Venus in Fur (Portland Center Stage)

No one gets away until they whip it.

INTIMATE ENCOUNTER: Ginny Myers Lee and David Barlow.

Fifty Shades of Grey reduced sadomasochism to handcuffs and spanking. Venus in Fur—while not devoid of dog collars and riding crops—throws into question such simple ideas of control and compliance. In David Ives' work, in a jagged but entertaining production directed by Nancy Keystone, the relationship between domination and submission is an erotic power play that revels in its ambiguous stakes.

Thomas (David Barlow) is a playwright-director who has adapted Leopold von Sacher-Masoch's 1870 novella about a man who dreams of being enslaved by a woman, and as Venus in Fur begins he's just endured a disastrous string of auditions. But as he calls his fiancee to snivel about those 35 inept actresses, into the dingy rehearsal room blows Vanda (Ginny Myers Lee), furiously shaking her umbrella and swearing about the perverts on the subway. Vanda may share a name with Sacher-Masoch's female character, and she may have come dressed in spike heels and leather bustier (which she'll later unzip with a very funny "Geronimo!"), but on first glance she's not so different from the 35 previous ninnies.
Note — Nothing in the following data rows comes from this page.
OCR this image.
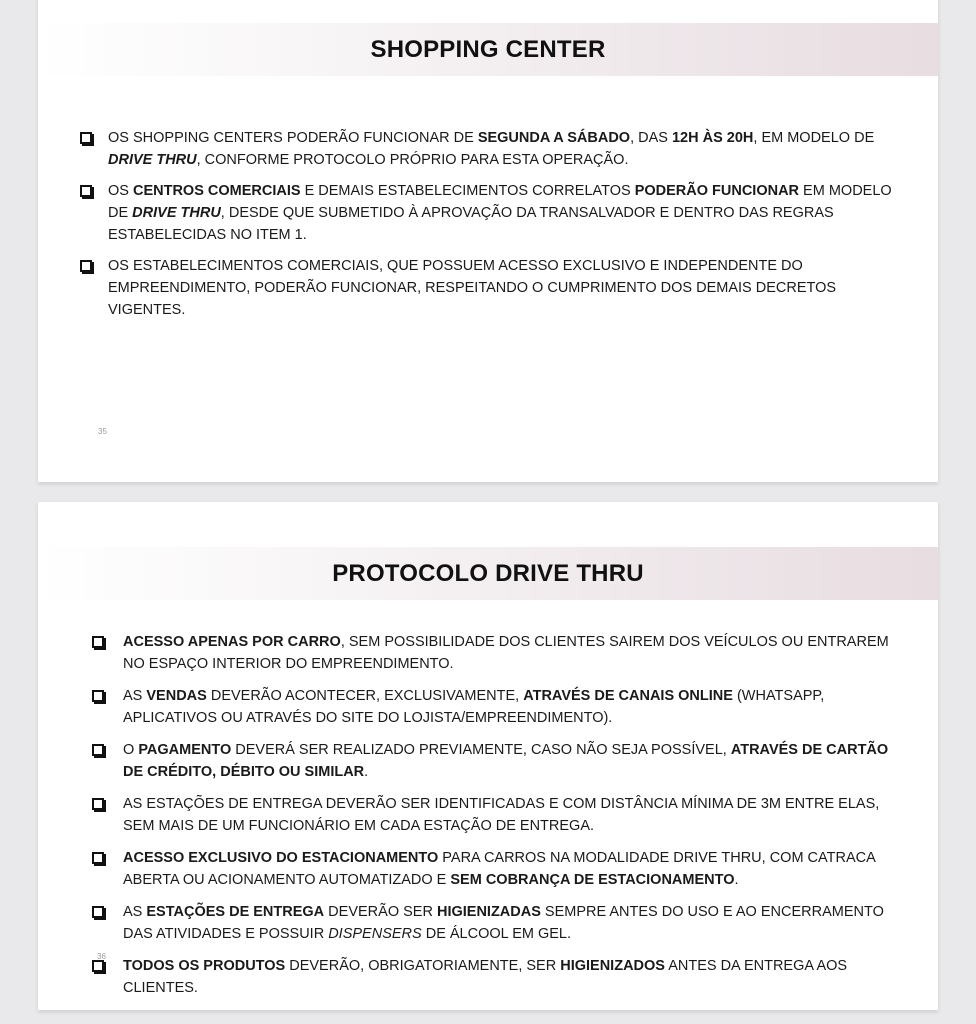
SHOPPING CENTER
OS SHOPPING CENTERS PODERÃO FUNCIONAR DE SEGUNDA A SÁBADO, DAS 12H ÀS 20H, EM MODELO DE DRIVE THRU, CONFORME PROTOCOLO PRÓPRIO PARA ESTA OPERAÇÃO.
OS CENTROS COMERCIAIS E DEMAIS ESTABELECIMENTOS CORRELATOS PODERÃO FUNCIONAR EM MODELO DE DRIVE THRU, DESDE QUE SUBMETIDO À APROVAÇÃO DA TRANSALVADOR E DENTRO DAS REGRAS ESTABELECIDAS NO ITEM 1.
OS ESTABELECIMENTOS COMERCIAIS, QUE POSSUEM ACESSO EXCLUSIVO E INDEPENDENTE DO EMPREENDIMENTO, PODERÃO FUNCIONAR, RESPEITANDO O CUMPRIMENTO DOS DEMAIS DECRETOS VIGENTES.
35
PROTOCOLO DRIVE THRU
ACESSO APENAS POR CARRO, SEM POSSIBILIDADE DOS CLIENTES SAIREM DOS VEÍCULOS OU ENTRAREM NO ESPAÇO INTERIOR DO EMPREENDIMENTO.
AS VENDAS DEVERÃO ACONTECER, EXCLUSIVAMENTE, ATRAVÉS DE CANAIS ONLINE (WHATSAPP, APLICATIVOS OU ATRAVÉS DO SITE DO LOJISTA/EMPREENDIMENTO).
O PAGAMENTO DEVERÁ SER REALIZADO PREVIAMENTE, CASO NÃO SEJA POSSÍVEL, ATRAVÉS DE CARTÃO DE CRÉDITO, DÉBITO OU SIMILAR.
AS ESTAÇÕES DE ENTREGA DEVERÃO SER IDENTIFICADAS E COM DISTÂNCIA MÍNIMA DE 3M ENTRE ELAS, SEM MAIS DE UM FUNCIONÁRIO EM CADA ESTAÇÃO DE ENTREGA.
ACESSO EXCLUSIVO DO ESTACIONAMENTO PARA CARROS NA MODALIDADE DRIVE THRU, COM CATRACA ABERTA OU ACIONAMENTO AUTOMATIZADO E SEM COBRANÇA DE ESTACIONAMENTO.
AS ESTAÇÕES DE ENTREGA DEVERÃO SER HIGIENIZADAS SEMPRE ANTES DO USO E AO ENCERRAMENTO DAS ATIVIDADES E POSSUIR DISPENSERS DE ÁLCOOL EM GEL.
TODOS OS PRODUTOS DEVERÃO, OBRIGATORIAMENTE, SER HIGIENIZADOS ANTES DA ENTREGA AOS CLIENTES.
36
That quickly changes as Vanda cajoles Thomas into letting her audition for the part. Lee, with impressive control, transitions between more than two roles: In addition to modern-day Vanda, a ditzy motor mouth who describes Sacher-Masoch's book as "porn-ish," and 19th-century Vanda, a haughty aristocrat with a vaguely Continental accent, there's another Vanda who cites Greek mythology and dips into startling psychosexual insights. Lee flings herself into these rapidly shifting guises, and she's hilarious to boot—in the show's comedic highlight, Vanda improvises a scene as a German-accented Venus, slinkily lounging on the divan as she pronounces "cuddle" as "coodle" and whispers "I'll be back" as if she's Schwarzenegger. Her motives—was this audition a premeditated stunt or did it develop more organically?—remain mysterious.

Opposite this swirling tempest, Barlow falters. As his character is alternately flattered and berated, Barlow's default response is to widen his eyes and gape at Vanda like a startled puppy. Rather than fully engaging in her game, he relinquishes control almost immediately, rendering his later bursts of misogyny ("You fucking idiot woman!") a bit incongruous. Best, perhaps, to turn attention to Ives' sizzling script, a fiercer whip than E.L. James could ever hope to crack.